HDP'li Meral Danış Beştaş, "Bingöl’de bir kapıcı dairesinde 224, Diyarbakır Hani’de bir evde 208, Hakkari’de bir adreste bin 108 seçmen tespit ettik" diye konuştu.
Seçmen kaydırmalarını, sahte seçmen tespitlerini meclis gündemine de taşıyan Beştaş, hükümetin bu duruma el koyması, YSK’nın harekete geçmesi yönündeki çağrılarının yanıtsız kaldığına dikkat çekiyor. Beştaş DW Türkçe'ye, "Siirt’te 528 seçmen, Şırnak Beytüşşebap’ta 526 seçmen aynı adreste, Iğdır polis evinde 374 kişi kalıyor. Siirt ve Şırnak’ta belirlediğimiz adreslerde seçmen olanların hiçbiri o ilin adresine kayıtlı kişiler değil. Bunlar neden geldi, ne oldu da aniden yaşadıkları kentlerden buralara gelip seçmen oldular? Görülen o ki AKP, bunları biz getirdik, bize oy kullanacaklar demek istiyor" açıklamasını yaptı.
Beştaş’a göre seçmen sayılarındaki bu değişiklikler, seçim sonucunu doğrudan etkileyecek nitelikte.
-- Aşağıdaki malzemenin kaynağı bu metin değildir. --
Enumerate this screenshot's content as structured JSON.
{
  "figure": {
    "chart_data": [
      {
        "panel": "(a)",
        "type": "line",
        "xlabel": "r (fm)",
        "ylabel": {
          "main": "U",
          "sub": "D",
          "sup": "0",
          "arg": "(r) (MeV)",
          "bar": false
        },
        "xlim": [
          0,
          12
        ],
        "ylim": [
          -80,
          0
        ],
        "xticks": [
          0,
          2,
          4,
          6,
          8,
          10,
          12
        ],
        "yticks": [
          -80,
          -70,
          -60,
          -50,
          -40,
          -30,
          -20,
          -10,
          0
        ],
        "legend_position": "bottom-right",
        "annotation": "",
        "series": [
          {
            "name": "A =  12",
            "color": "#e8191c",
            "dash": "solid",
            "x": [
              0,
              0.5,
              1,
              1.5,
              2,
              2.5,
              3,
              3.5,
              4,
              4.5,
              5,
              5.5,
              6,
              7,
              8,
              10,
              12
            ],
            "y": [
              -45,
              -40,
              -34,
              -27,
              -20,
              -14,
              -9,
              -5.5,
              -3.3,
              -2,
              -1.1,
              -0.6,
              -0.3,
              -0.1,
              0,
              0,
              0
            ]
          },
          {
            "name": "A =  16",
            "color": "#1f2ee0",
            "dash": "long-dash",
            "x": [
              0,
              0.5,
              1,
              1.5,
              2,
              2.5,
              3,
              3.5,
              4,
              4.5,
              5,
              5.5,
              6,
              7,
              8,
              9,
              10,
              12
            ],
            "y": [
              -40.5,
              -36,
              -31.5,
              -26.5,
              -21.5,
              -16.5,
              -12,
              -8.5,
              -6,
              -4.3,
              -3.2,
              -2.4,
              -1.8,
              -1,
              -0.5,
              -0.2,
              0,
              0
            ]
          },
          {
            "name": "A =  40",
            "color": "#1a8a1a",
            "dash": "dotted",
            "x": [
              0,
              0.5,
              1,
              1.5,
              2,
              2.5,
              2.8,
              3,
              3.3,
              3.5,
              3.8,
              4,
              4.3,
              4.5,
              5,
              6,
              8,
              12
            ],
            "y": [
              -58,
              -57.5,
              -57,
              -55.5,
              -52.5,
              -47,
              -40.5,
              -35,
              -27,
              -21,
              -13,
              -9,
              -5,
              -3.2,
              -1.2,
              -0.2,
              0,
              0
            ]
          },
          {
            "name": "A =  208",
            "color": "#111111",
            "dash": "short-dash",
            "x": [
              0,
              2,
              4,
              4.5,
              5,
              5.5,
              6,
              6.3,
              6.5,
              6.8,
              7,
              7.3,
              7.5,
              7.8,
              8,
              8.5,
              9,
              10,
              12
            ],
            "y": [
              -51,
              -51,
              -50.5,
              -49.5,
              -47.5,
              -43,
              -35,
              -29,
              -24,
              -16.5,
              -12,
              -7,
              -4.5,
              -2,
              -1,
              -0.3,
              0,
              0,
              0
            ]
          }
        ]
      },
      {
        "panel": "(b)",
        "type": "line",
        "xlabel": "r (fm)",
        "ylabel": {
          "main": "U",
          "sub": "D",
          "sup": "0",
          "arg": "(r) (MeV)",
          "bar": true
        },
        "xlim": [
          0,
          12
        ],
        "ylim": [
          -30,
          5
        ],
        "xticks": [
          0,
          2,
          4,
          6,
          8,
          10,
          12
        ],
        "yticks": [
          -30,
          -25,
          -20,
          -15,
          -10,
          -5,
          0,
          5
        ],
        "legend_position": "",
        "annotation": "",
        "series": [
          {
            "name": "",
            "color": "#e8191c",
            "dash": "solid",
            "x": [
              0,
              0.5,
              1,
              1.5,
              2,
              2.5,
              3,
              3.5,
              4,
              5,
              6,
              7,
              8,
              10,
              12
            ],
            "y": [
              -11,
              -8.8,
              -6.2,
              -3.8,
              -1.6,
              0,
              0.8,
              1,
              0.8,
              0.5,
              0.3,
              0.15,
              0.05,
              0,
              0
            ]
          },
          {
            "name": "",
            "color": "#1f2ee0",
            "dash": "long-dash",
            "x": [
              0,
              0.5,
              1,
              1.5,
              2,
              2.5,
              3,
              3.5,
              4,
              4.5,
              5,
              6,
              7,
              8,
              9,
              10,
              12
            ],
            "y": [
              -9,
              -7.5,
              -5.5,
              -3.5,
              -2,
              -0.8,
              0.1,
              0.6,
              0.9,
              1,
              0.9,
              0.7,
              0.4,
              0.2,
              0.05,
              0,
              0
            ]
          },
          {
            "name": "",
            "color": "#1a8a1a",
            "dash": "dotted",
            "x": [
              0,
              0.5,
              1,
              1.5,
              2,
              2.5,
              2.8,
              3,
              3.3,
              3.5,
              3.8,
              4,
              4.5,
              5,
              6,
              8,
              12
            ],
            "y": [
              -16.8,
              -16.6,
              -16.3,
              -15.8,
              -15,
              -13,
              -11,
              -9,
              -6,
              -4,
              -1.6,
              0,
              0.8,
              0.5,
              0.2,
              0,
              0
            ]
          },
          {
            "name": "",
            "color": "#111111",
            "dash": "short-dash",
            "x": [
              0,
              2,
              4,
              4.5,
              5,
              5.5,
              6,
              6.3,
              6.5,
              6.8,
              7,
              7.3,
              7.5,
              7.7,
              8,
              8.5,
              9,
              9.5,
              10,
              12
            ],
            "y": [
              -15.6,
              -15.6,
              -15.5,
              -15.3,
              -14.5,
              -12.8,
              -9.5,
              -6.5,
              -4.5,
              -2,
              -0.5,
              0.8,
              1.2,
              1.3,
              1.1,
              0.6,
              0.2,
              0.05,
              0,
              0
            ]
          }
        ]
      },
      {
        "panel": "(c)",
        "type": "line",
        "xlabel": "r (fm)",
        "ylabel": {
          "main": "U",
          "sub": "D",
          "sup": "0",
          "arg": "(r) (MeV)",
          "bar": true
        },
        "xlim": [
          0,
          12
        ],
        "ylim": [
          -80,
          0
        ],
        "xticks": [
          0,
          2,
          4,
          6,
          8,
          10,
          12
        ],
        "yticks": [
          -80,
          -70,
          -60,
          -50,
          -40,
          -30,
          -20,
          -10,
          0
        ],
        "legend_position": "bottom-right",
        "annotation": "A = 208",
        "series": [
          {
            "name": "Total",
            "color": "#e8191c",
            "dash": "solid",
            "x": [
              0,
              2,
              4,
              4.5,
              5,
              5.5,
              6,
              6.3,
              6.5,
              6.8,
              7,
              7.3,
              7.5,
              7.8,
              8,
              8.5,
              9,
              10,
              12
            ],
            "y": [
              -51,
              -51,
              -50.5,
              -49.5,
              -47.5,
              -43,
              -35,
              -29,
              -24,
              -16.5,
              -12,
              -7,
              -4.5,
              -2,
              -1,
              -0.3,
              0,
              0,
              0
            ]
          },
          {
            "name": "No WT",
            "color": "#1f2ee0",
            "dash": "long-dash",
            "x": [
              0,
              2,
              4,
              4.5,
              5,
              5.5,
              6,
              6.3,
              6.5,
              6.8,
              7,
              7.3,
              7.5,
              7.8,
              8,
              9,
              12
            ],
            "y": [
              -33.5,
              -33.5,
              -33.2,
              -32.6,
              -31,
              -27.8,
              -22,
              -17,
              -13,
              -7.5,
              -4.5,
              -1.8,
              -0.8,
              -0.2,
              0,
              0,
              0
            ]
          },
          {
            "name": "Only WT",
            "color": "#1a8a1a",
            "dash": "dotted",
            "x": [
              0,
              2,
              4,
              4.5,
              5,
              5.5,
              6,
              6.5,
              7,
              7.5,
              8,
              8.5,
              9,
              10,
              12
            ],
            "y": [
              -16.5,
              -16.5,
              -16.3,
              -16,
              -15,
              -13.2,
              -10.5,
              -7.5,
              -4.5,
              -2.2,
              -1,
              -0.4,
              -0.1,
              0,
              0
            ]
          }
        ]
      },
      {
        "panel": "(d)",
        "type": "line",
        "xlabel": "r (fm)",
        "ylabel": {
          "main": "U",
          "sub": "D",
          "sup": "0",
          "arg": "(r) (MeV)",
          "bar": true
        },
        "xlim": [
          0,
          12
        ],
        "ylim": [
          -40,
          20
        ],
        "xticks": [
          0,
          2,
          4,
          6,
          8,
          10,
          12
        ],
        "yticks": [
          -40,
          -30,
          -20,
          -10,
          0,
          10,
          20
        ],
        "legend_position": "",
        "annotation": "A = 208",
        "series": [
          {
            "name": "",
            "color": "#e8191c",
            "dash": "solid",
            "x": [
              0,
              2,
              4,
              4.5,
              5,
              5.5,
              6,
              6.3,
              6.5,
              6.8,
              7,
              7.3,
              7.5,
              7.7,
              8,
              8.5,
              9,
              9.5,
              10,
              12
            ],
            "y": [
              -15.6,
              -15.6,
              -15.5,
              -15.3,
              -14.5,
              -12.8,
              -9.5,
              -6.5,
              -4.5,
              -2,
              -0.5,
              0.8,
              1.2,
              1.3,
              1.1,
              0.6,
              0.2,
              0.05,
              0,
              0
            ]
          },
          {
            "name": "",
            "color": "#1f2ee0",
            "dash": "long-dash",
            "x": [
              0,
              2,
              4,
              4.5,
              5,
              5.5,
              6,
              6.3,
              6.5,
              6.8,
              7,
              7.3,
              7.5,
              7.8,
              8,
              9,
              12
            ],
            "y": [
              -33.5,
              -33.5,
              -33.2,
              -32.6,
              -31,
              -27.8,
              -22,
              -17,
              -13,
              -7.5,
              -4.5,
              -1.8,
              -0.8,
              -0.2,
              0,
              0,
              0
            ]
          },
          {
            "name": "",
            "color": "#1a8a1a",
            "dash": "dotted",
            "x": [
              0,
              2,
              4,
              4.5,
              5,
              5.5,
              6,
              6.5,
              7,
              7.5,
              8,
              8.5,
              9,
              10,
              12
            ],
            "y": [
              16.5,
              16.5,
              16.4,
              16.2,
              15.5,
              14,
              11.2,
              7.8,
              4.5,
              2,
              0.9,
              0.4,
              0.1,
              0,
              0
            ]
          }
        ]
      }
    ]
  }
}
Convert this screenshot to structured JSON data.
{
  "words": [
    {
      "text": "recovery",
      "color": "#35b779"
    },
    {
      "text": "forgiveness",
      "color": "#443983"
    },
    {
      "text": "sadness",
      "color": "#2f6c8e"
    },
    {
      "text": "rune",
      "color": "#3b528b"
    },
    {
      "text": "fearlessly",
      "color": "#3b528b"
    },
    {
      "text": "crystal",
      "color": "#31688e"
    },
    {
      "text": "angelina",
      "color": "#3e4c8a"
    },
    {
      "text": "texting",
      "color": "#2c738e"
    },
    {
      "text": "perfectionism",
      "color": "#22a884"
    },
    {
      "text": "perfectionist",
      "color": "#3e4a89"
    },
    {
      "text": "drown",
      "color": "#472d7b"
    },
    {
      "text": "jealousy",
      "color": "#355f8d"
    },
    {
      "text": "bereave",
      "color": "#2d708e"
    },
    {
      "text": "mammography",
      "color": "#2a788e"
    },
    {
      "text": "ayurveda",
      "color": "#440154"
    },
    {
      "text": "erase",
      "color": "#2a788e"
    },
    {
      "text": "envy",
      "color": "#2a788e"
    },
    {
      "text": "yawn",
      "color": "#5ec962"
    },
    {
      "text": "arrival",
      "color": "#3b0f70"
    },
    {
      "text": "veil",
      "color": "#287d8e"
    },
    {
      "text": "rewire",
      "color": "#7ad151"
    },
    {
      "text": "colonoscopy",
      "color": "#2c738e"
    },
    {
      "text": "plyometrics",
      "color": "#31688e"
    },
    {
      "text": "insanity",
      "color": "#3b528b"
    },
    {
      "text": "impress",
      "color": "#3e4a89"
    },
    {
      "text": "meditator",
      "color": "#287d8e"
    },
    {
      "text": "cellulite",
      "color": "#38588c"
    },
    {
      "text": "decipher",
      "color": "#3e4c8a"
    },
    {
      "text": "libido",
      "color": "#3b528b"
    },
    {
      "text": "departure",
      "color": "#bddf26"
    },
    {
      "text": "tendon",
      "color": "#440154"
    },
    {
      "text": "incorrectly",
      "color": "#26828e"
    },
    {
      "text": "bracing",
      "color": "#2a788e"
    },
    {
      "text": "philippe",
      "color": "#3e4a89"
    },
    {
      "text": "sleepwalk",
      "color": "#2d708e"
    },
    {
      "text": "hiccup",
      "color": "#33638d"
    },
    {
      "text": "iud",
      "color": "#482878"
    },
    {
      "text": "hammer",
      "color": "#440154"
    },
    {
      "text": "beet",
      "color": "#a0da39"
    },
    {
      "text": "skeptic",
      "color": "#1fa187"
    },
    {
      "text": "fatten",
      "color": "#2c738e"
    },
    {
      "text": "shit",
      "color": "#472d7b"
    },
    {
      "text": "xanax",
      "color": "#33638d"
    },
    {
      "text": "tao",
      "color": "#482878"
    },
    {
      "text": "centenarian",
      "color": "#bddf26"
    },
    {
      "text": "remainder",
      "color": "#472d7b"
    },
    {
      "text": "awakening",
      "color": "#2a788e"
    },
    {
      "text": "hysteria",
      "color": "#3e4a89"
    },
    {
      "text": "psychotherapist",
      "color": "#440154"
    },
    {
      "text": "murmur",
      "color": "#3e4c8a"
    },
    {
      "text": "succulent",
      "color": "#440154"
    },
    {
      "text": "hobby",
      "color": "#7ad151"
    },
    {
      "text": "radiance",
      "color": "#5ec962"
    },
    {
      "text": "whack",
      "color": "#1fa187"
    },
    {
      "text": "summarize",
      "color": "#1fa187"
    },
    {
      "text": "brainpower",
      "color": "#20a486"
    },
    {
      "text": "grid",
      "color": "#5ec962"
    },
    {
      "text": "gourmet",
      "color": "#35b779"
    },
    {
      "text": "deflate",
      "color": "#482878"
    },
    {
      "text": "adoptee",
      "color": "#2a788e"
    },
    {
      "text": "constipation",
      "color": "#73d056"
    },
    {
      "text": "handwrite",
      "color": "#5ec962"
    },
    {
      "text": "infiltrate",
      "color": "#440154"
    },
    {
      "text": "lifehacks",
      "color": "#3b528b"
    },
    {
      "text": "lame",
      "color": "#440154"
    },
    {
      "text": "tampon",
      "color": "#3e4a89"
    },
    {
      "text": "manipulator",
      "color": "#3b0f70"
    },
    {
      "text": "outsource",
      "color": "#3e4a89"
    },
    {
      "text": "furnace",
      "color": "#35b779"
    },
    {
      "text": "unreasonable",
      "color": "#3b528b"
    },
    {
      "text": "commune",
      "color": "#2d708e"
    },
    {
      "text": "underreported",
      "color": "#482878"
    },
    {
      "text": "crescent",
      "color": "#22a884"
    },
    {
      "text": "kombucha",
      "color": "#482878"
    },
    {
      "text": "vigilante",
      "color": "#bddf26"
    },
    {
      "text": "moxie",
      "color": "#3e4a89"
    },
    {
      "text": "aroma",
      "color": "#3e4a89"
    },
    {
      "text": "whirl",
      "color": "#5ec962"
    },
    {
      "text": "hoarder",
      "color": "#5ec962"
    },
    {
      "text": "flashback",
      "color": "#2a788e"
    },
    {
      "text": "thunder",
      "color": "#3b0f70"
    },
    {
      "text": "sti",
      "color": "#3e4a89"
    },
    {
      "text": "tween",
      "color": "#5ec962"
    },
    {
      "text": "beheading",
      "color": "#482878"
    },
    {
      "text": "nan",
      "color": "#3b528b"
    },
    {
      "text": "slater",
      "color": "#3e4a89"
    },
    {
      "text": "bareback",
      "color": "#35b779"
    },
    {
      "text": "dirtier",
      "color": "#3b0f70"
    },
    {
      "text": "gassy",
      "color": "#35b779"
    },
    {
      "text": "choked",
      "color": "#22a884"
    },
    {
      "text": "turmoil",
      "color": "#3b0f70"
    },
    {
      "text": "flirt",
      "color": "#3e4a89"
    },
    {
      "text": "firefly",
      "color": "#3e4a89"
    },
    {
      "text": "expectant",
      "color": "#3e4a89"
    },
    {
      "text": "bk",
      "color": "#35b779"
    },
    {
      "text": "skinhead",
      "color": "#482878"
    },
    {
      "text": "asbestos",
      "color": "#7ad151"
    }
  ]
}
HDP, konuyu gündemden düşürmemeye kararlı. HDP TBMM Grup Başkanvekili Ayhan Bilgen, YSK’nın seçmen kayıtlarında siyasi partilerin tespit ettiği "hayali seçmen ve seçmen kaydırmaların" Meclis tarafından da araştırılmasını istedi. Bilgen, Meclis Başkanlığı'na sunduğu araştırma önergesinde "YSK seçmen kayıtları, seçimlerde usulsüzlük iddialarını güçlendiriyor. Seçimlerin şeffaf olması elzemdir. Tüm şaibe ve usulsüzlüklerin araştırılması amacıyla meclis araştırması açılmalıdır" dedi.
YSK’daki CHP temsilcisi Hadimi Yakupoğlu, DW Türkçe'nin seçmen listelerinde neden usulsüzlükler yaşandığı sorusunu, "Muhtarlar ve siyasi partiler yüzünden" sözleriyle yanıtladı.
Muhtarların, kendi koltuklarını korumak için örneğin 200 seçmeni olan bir köye, bir başka köyden ya da yerleşim yerinden yüzden fazla seçmen yığması yaptıklarını anlatan Yakupoğlu, "Muhtarlık çok cazip onlar için. Net 2 bin 200 lira maaş alıyorlar. Devlet onların sigortasını ödüyor. Ömür boyu silah taşıma ruhsatları var. Sık sık umreye gidebiliyorlar. Kendilerine göre seçmen yaratmak peşindeler" dedi.
Siyasi partilerin de çok az farkla kazandığı ya da kaybettiği yerlere "seçmen yığdığını" söyleyen Yakupoğlu, "Hiçbir seçimde böyle bir şey yaşanmadı. Bir taraftan partiler, bir taraftan muhtarlar seçmen yığdılar. Sonuç ortada" çıkışında bulundu.